A senior US Air Force officer has questioned the utility of the American F-35A stealth fighters against the adversary in a hypothetical US military raid in response to a Chinese invasion of Taiwan.
His remarks come at an interesting point when the feasibility of the whole Joint Strike Fighter program is being scrutinized by the US, including Congress members.
In February, the US Air Force’s Chief of Staff Gen. CQ Brown floated the idea of developing a less expensive non-stealthy advanced fourth-generation fighter jet to replace the service’s oldest F-16s in service instead of replacing them with the F-35s.
This put a direct question mark over the Joint Strike Fighter program, by far the world’s most expensive weapons platform.
The current operating cost of the F-35 is $36,000 per hour, and it has a projected lifetime cost of $1.7 trillion — an investment which no top official would like to go in vain.
The latest remarks against the F-35 were made by Air Force Lieutenant General Clint Hinote, the service’s Deputy Chief of Staff for Strategy, Integration, and Requirements.

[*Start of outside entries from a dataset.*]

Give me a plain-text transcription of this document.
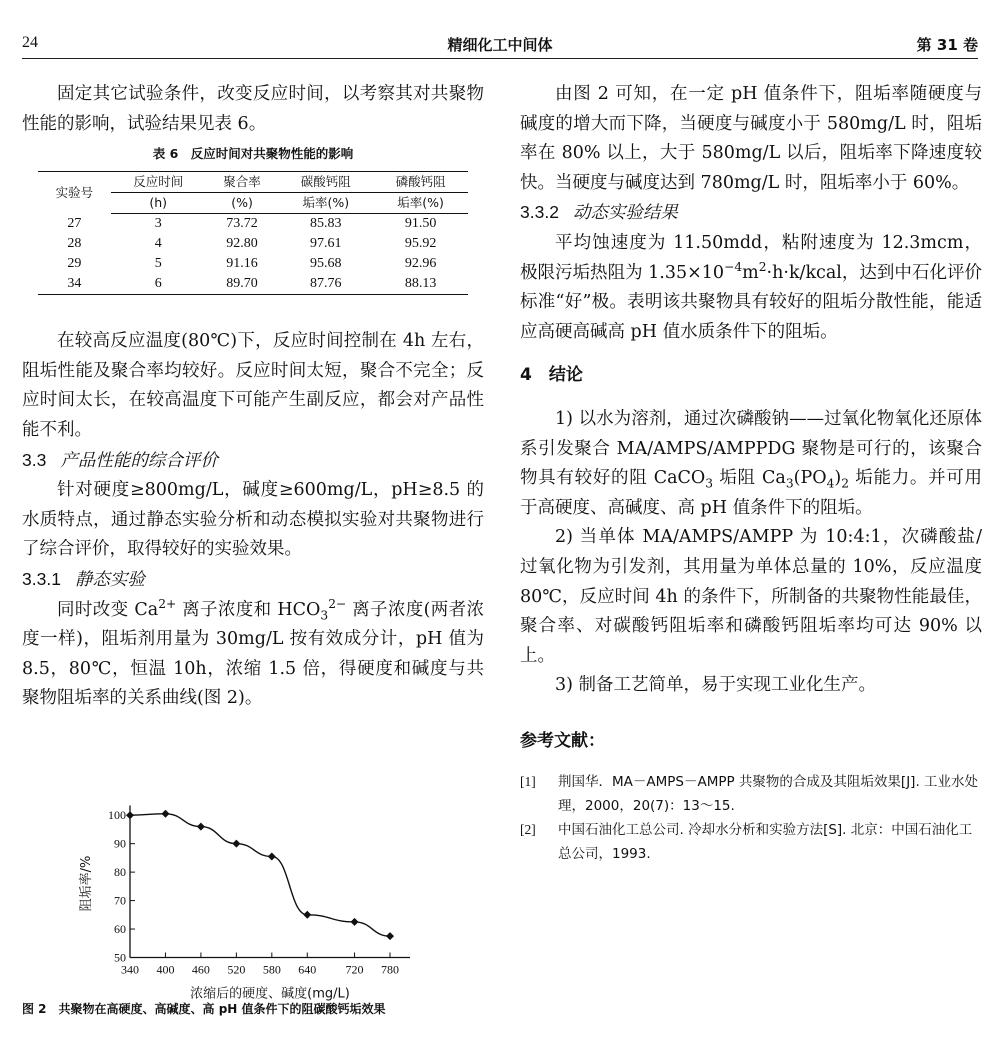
24	精细化工中间体	第 31 卷

固定其它试验条件，改变反应时间，以考察其对共聚物性能的影响，试验结果见表 6。

表 6　反应时间对共聚物性能的影响
实验号	反应时间	聚合率	碳酸钙阻	磷酸钙阻
	(h)	(%)	垢率(%)	垢率(%)
27	3	73.72	85.83	91.50
28	4	92.80	97.61	95.92
29	5	91.16	95.68	92.96
34	6	89.70	87.76	88.13

在较高反应温度(80℃)下，反应时间控制在 4h 左右，阻垢性能及聚合率均较好。反应时间太短，聚合不完全；反应时间太长，在较高温度下可能产生副反应，都会对产品性能不利。

3.3 产品性能的综合评价

针对硬度≥800mg/L，碱度≥600mg/L，pH≥8.5 的水质特点，通过静态实验分析和动态模拟实验对共聚物进行了综合评价，取得较好的实验效果。

3.3.1 静态实验

同时改变 $Ca^{2+}$ 离子浓度和 $HCO_3^{2-}$ 离子浓度(两者浓度一样)，阻垢剂用量为 30mg/L 按有效成分计，pH 值为 8.5，80℃，恒温 10h，浓缩 1.5 倍，得硬度和碱度与共聚物阻垢率的关系曲线(图 2)。

50
60
70
80
90
100
340 400 460 520 580 640 720 780
浓缩后的硬度、碱度(mg/L)
阻垢率/%
图 2　共聚物在高硬度、高碱度、高 pH 值条件下的阻碳酸钙垢效果

由图 2 可知，在一定 pH 值条件下，阻垢率随硬度与碱度的增大而下降，当硬度与碱度小于 580mg/L 时，阻垢率在 80% 以上，大于 580mg/L 以后，阻垢率下降速度较快。当硬度与碱度达到 780mg/L 时，阻垢率小于 60%。

3.3.2 动态实验结果

平均蚀速度为 11.50mdd，粘附速度为 12.3mcm，极限污垢热阻为 $1.35\times 10^{-4}m^2\cdot h\cdot k$/kcal，达到中石化评价标准“好”极。表明该共聚物具有较好的阻垢分散性能，能适应高硬高碱高 pH 值水质条件下的阻垢。

4　结论

1) 以水为溶剂，通过次磷酸钠——过氧化物氧化还原体系引发聚合 MA/AMPS/AMPPDG 聚物是可行的，该聚合物具有较好的阻 CaCO$_3$ 垢阻 $Ca_3(PO_4)_2$ 垢能力。并可用于高硬度、高碱度、高 pH 值条件下的阻垢。

2) 当单体 MA/AMPS/AMPP 为 10:4:1，次磷酸盐/过氧化物为引发剂，其用量为单体总量的 10%，反应温度 80℃，反应时间 4h 的条件下，所制备的共聚物性能最佳，聚合率、对碳酸钙阻垢率和磷酸钙阻垢率均可达 90% 以上。

3) 制备工艺简单，易于实现工业化生产。

参考文献：
[1]	荆国华．MA－AMPS－AMPP 共聚物的合成及其阻垢效果[J]. 工业水处理，2000，20(7)：13～15.
[2]	中国石油化工总公司. 冷却水分析和实验方法[S]. 北京：中国石油化工总公司，1993.
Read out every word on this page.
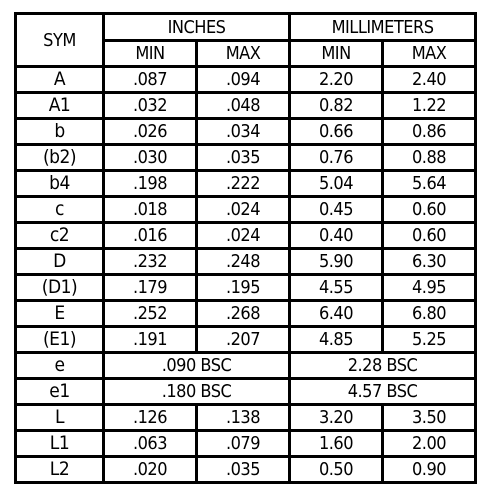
SYM	INCHES		MILLIMETERS	
	MIN	MAX	MIN	MAX
A	.087	.094	2.20	2.40
A1	.032	.048	0.82	1.22
b	.026	.034	0.66	0.86
(b2)	.030	.035	0.76	0.88
b4	.198	.222	5.04	5.64
c	.018	.024	0.45	0.60
c2	.016	.024	0.40	0.60
D	.232	.248	5.90	6.30
(D1)	.179	.195	4.55	4.95
E	.252	.268	6.40	6.80
(E1)	.191	.207	4.85	5.25
e	.090 BSC		2.28 BSC	
e1	.180 BSC		4.57 BSC	
L	.126	.138	3.20	3.50
L1	.063	.079	1.60	2.00
L2	.020	.035	0.50	0.90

In an interview with Defense News, he said – that “we wouldn’t even play the current version of the F-35. It wouldn’t be worth it. … Every fighter that rolls off the line today is a fighter that we wouldn’t even bother putting into these scenarios.”
These comments were made in the light of the US Air Force’s war games simulating a US air raid in response to the Chinese PLA’s invasion of Taiwan.
Defense News described the war games as a “pyrrhic victory” for the US Air Force, while earlier such simulations carried out in 2018 and 2019 resulted in “disastrous” failures.
However, this made the service more aware of its shortcomings and plan its future operations accordingly, refining its tactics and operational deployments.
The recent “pyrrhic” victory involved the F-35s, as one of the mainstay fighters of the force which were used as strike platforms against Chinese surface vessels and ground targets, and protecting American and Taiwanese assets from PLA aircraft, and also providing cruise missile defense.
However, the major catch is that the exercise involved various futuristic weapons systems, which are still in development or are in the initial stages of development.
For example, the F-35s were complementing three other types of aircraft, which are the NGAD, the F-15EX (aka Eagle II), and a hypothetical fourth-generation light tactical fighter for homeland and base defense.
This aircraft, according to Defense News, aligns with Brown’s idea of a “fourth-generation plus” fighter to replace the aging F-16s- and this aircraft doesn’t even exist in the service’s future plans.
Along these lines, it is also equally important to understand that the F-35s used by the service in this exercise were again the hypothetical Block 4 models, not the current production ones.
The current initial generation of F-35s wasn’t even considered to be employed in the combat zones by the Air Force despite being called the primary workhorse, in part due to F-35’s shortcomings to traverse long distances of the Pacific without tanker support.